Нет, ничего не получите. Я в глубоком мрачном мешке, сорванный, над моей доблестью перепончатые веера смеются. Душа нараспашку — поэтов так и дует и холодит. То, что может понадобиться на дне Адриатики или Атлантики. Бруклинский мост, памятник свободы. Китайская кухня вытирала жирные пальцы о бока Рижской улочки. Бедный Кольванен. Для этого ли он рождён? Надо быть базальтовым утёсом, чтобы терпеть моё общество со всеми его завихрениями, в эпицентре которых неколебимо зиждется дом Рахили и свет в её окне. Втюрился тюлень. Глупо привязываться так крепко, что будет не распутать узел при точном отплытии. Рвать больно. Что ж, я и не спорю. Он прав, мой резонёр Кольванен, этот циник с ушатом, этот джаз-банд. Он, надо вам сказать, всегда прав.

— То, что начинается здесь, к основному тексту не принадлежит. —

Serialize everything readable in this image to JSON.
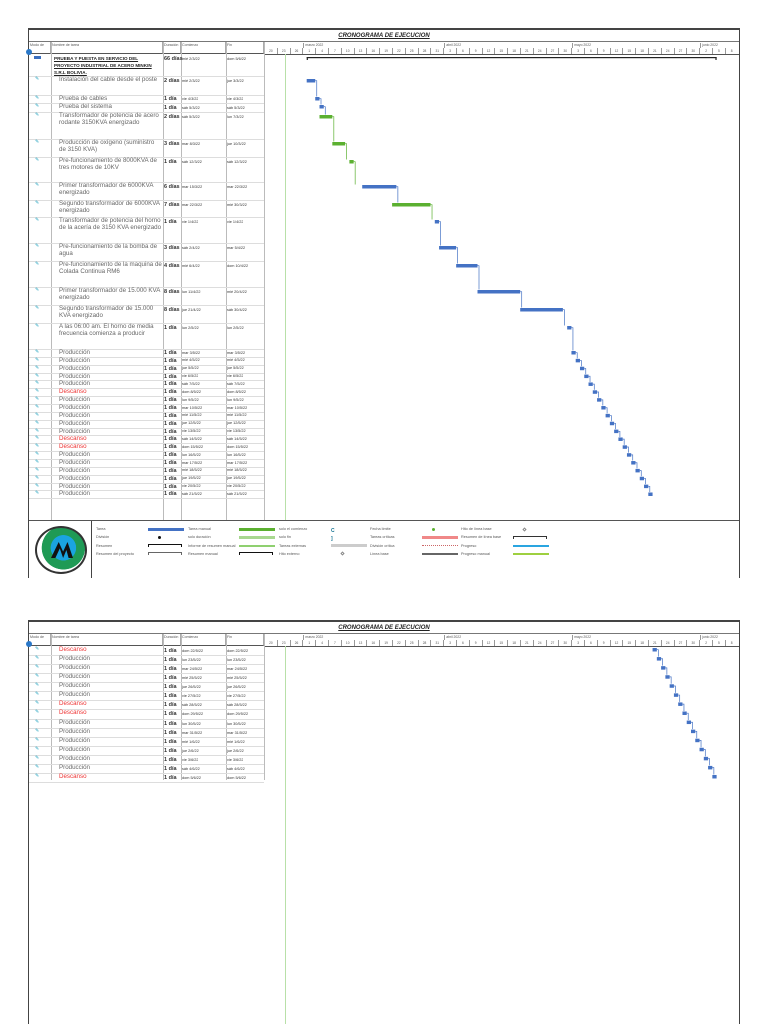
{
  "title": "CRONOGRAMA DE EJECUCION",
  "columns": {
    "mode": "Modo de",
    "name": "Nombre de tarea",
    "duration": "Duración",
    "start": "Comienzo",
    "end": "Fin"
  },
  "timeline": {
    "months": [
      "marzo 2022",
      "abril 2022",
      "mayo 2022",
      "junio 2022"
    ],
    "days": [
      "20",
      "23",
      "26",
      "1",
      "4",
      "7",
      "10",
      "13",
      "16",
      "19",
      "22",
      "25",
      "28",
      "31",
      "3",
      "6",
      "9",
      "12",
      "15",
      "18",
      "21",
      "24",
      "27",
      "30",
      "3",
      "6",
      "9",
      "12",
      "15",
      "18",
      "21",
      "24",
      "27",
      "30",
      "2",
      "5",
      "8"
    ]
  },
  "colors": {
    "task": "#4472c4",
    "manual": "#5bb030",
    "summary": "#222222",
    "rest": "#e83a3a"
  },
  "pages": [
    {
      "tasks": [
        {
          "name": "PRUEBA Y PUESTA EN SERVICIO DEL PROYECTO INDUSTRIAL DE ACERO MINKIN S.R.L BOLIVIA.",
          "duration": "66 días",
          "start": "mié 2/3/22",
          "end": "dom 5/6/22",
          "summary": true
        },
        {
          "name": "Instalación del cable desde el poste",
          "duration": "2 días",
          "start": "mié 2/3/22",
          "end": "jue 3/3/22"
        },
        {
          "name": "Prueba de cables",
          "duration": "1 día",
          "start": "vie 4/3/22",
          "end": "vie 4/3/22"
        },
        {
          "name": "Prueba del sistema",
          "duration": "1 día",
          "start": "sáb 5/3/22",
          "end": "sáb 5/3/22"
        },
        {
          "name": "Transformador de potencia de acero rodante 3150KVA energizado",
          "duration": "2 días",
          "start": "sáb 5/3/22",
          "end": "lun 7/3/22",
          "manual": true
        },
        {
          "name": "Producción de oxígeno (suministro de 3150 KVA)",
          "duration": "3 días",
          "start": "mar 8/3/22",
          "end": "jue 10/3/22",
          "manual": true
        },
        {
          "name": "Pre-funcionamiento de 8000KVA de tres motores de 10KV",
          "duration": "1 día",
          "start": "sáb 12/3/22",
          "end": "sáb 12/3/22",
          "manual": true
        },
        {
          "name": "Primer transformador de 6000KVA energizado",
          "duration": "6 días",
          "start": "mar 15/3/22",
          "end": "mar 22/3/22"
        },
        {
          "name": "Segundo transformador de 6000KVA energizado",
          "duration": "7 días",
          "start": "mar 22/3/22",
          "end": "mié 30/3/22",
          "manual": true
        },
        {
          "name": "Transformador de potencia del horno de la acería de 3150 KVA energizado",
          "duration": "1 día",
          "start": "vie 1/4/22",
          "end": "vie 1/4/22"
        },
        {
          "name": "Pre-funcionamiento de la bomba de agua",
          "duration": "3 días",
          "start": "sáb 2/4/22",
          "end": "mar 5/4/22"
        },
        {
          "name": "Pre-funcionamiento de la maquina de Colada Continua RM6",
          "duration": "4 días",
          "start": "mié 6/4/22",
          "end": "dom 10/4/22"
        },
        {
          "name": "Primer transformador de 15.000 KVA energizado",
          "duration": "8 días",
          "start": "lun 11/4/22",
          "end": "mié 20/4/22"
        },
        {
          "name": "Segundo transformador de 15.000 KVA energizado",
          "duration": "8 días",
          "start": "jue 21/4/22",
          "end": "sáb 30/4/22"
        },
        {
          "name": "A las 06:00 am. El horno de media frecuencia comienza a producir",
          "duration": "1 día",
          "start": "lun 2/5/22",
          "end": "lun 2/5/22"
        },
        {
          "name": "Producción",
          "duration": "1 día",
          "start": "mar 3/5/22",
          "end": "mar 3/5/22"
        },
        {
          "name": "Producción",
          "duration": "1 día",
          "start": "mié 4/5/22",
          "end": "mié 4/5/22"
        },
        {
          "name": "Producción",
          "duration": "1 día",
          "start": "jue 5/5/22",
          "end": "jue 5/5/22"
        },
        {
          "name": "Producción",
          "duration": "1 día",
          "start": "vie 6/5/22",
          "end": "vie 6/5/22"
        },
        {
          "name": "Producción",
          "duration": "1 día",
          "start": "sáb 7/5/22",
          "end": "sáb 7/5/22"
        },
        {
          "name": "Descanso",
          "duration": "1 día",
          "start": "dom 8/5/22",
          "end": "dom 8/5/22",
          "rest": true
        },
        {
          "name": "Producción",
          "duration": "1 día",
          "start": "lun 9/5/22",
          "end": "lun 9/5/22"
        },
        {
          "name": "Producción",
          "duration": "1 día",
          "start": "mar 10/5/22",
          "end": "mar 10/5/22"
        },
        {
          "name": "Producción",
          "duration": "1 día",
          "start": "mié 11/5/22",
          "end": "mié 11/5/22"
        },
        {
          "name": "Producción",
          "duration": "1 día",
          "start": "jue 12/5/22",
          "end": "jue 12/5/22"
        },
        {
          "name": "Producción",
          "duration": "1 día",
          "start": "vie 13/5/22",
          "end": "vie 13/5/22"
        },
        {
          "name": "Descanso",
          "duration": "1 día",
          "start": "sáb 14/5/22",
          "end": "sáb 14/5/22",
          "rest": true
        },
        {
          "name": "Descanso",
          "duration": "1 día",
          "start": "dom 15/5/22",
          "end": "dom 15/5/22",
          "rest": true
        },
        {
          "name": "Producción",
          "duration": "1 día",
          "start": "lun 16/5/22",
          "end": "lun 16/5/22"
        },
        {
          "name": "Producción",
          "duration": "1 día",
          "start": "mar 17/5/22",
          "end": "mar 17/5/22"
        },
        {
          "name": "Producción",
          "duration": "1 día",
          "start": "mié 18/5/22",
          "end": "mié 18/5/22"
        },
        {
          "name": "Producción",
          "duration": "1 día",
          "start": "jue 19/5/22",
          "end": "jue 19/5/22"
        },
        {
          "name": "Producción",
          "duration": "1 día",
          "start": "vie 20/5/22",
          "end": "vie 20/5/22"
        },
        {
          "name": "Producción",
          "duration": "1 día",
          "start": "sáb 21/5/22",
          "end": "sáb 21/5/22"
        }
      ]
    },
    {
      "tasks": [
        {
          "name": "Descanso",
          "duration": "1 día",
          "start": "dom 22/5/22",
          "end": "dom 22/5/22",
          "rest": true
        },
        {
          "name": "Producción",
          "duration": "1 día",
          "start": "lun 23/5/22",
          "end": "lun 23/5/22"
        },
        {
          "name": "Producción",
          "duration": "1 día",
          "start": "mar 24/5/22",
          "end": "mar 24/5/22"
        },
        {
          "name": "Producción",
          "duration": "1 día",
          "start": "mié 25/5/22",
          "end": "mié 25/5/22"
        },
        {
          "name": "Producción",
          "duration": "1 día",
          "start": "jue 26/5/22",
          "end": "jue 26/5/22"
        },
        {
          "name": "Producción",
          "duration": "1 día",
          "start": "vie 27/5/22",
          "end": "vie 27/5/22"
        },
        {
          "name": "Descanso",
          "duration": "1 día",
          "start": "sáb 28/5/22",
          "end": "sáb 28/5/22",
          "rest": true
        },
        {
          "name": "Descanso",
          "duration": "1 día",
          "start": "dom 29/5/22",
          "end": "dom 29/5/22",
          "rest": true
        },
        {
          "name": "Producción",
          "duration": "1 día",
          "start": "lun 30/5/22",
          "end": "lun 30/5/22"
        },
        {
          "name": "Producción",
          "duration": "1 día",
          "start": "mar 31/5/22",
          "end": "mar 31/5/22"
        },
        {
          "name": "Producción",
          "duration": "1 día",
          "start": "mié 1/6/22",
          "end": "mié 1/6/22"
        },
        {
          "name": "Producción",
          "duration": "1 día",
          "start": "jue 2/6/22",
          "end": "jue 2/6/22"
        },
        {
          "name": "Producción",
          "duration": "1 día",
          "start": "vie 3/6/22",
          "end": "vie 3/6/22"
        },
        {
          "name": "Producción",
          "duration": "1 día",
          "start": "sáb 4/6/22",
          "end": "sáb 4/6/22"
        },
        {
          "name": "Descanso",
          "duration": "1 día",
          "start": "dom 5/6/22",
          "end": "dom 5/6/22",
          "rest": true
        }
      ]
    }
  ],
  "legend": [
    [
      "Tarea",
      "Tarea manual",
      "solo el comienzo",
      "Fecha límite",
      "Hito de línea base"
    ],
    [
      "División",
      "solo duración",
      "solo fin",
      "Tareas críticas",
      "Resumen de línea base"
    ],
    [
      "Resumen",
      "Informe de resumen manual",
      "Tareas externas",
      "División crítica",
      "Progreso"
    ],
    [
      "Resumen del proyecto",
      "Resumen manual",
      "Hito externo",
      "Línea base",
      "Progreso manual"
    ]
  ],
  "logo_text": "MINKIN S.R.L. BOLIVIA"
}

Да и без этого. Что я тут шуршу и о чём думаю? Вот Инга, верная подруга с младых ногтей, вслушаемся в её озабоченный голос. Давно уже собиралась мне сказать вот что: Рахиль непременно погибнет от того образа жизни, который она ведёт, захлебнётся на дне бутылки, если я не протяну ей руку помощи. Я человек положительный, вытащу. Я — единственное её спасение. Для этого и надо-то, надо. Пустяки. Проститься навсегда с морем, найти приличную, хорошо оплачиваемую работу на берегу и обнять палец Рахили обручальным колечком. Полынь-звезда владеет Рахилью. Участь её предначертана злой властью. Господи, как не понять такой простой вещи. Я один в целом мире — избавитель. Вот как. Благодарю за честь. Признаться, не подозревал о моём высоком предназначении, о моей ответственной миссии. Было бы лучше для всех, если бы мой отуманенный пустыми посулами и миражами ум оставался в счастливом неведении на этот счет.
Опять дождливая погодка к нам прицепилась, те же затяжные потоки, запах влаги, пузыри, зонты, что и в вечер нашего прихода сюда, только унылей, тягостней как-то. Возьми себя в руки, мокрая тряпка. Вот ещё что выдумал: лужей разливаться. Заломи краба, грудь колесом, взгляд орлом, нынче здесь, завтра там. Тру-ту-ту, моряк, с печки бряк. Что ты, вечный пловец, потерял в её доме, где «ни пришей, ни пристегни» и «замётано»? Временное пристанище, твёрдую почву, отдых на нарах? Слышу ли я в середине ночи тихие и мягкие шаги тех, кто пришёл по её душу? Не смоковницу обломать, вырвать с корнем, нет — берёзоньку во поле, в краю чужом. За стеной. Какая мне разница — за чьей. Топ-топ. Пришли её душить. Зажилась, говорят. Только свет мутит и место на земле зря занимает. Пора, говорят, от неё избавиться.
Так и есть. На борту меня ждало известие: завтра, чуть свет, уходим из Риги. Наша осенняя стоянка тут закончена. Приказ из пароходства: шлёпать в Гамбург. Срочно. Полным ходом. Там нас зафрахтуют и отправят болтаться в дальние моря, на полгода по меньшей мере. Артур Арнольдович еле-еле отвоевал несколько часов под предлогом неготовности судна, а то бы мы отчалили в эту же ночь.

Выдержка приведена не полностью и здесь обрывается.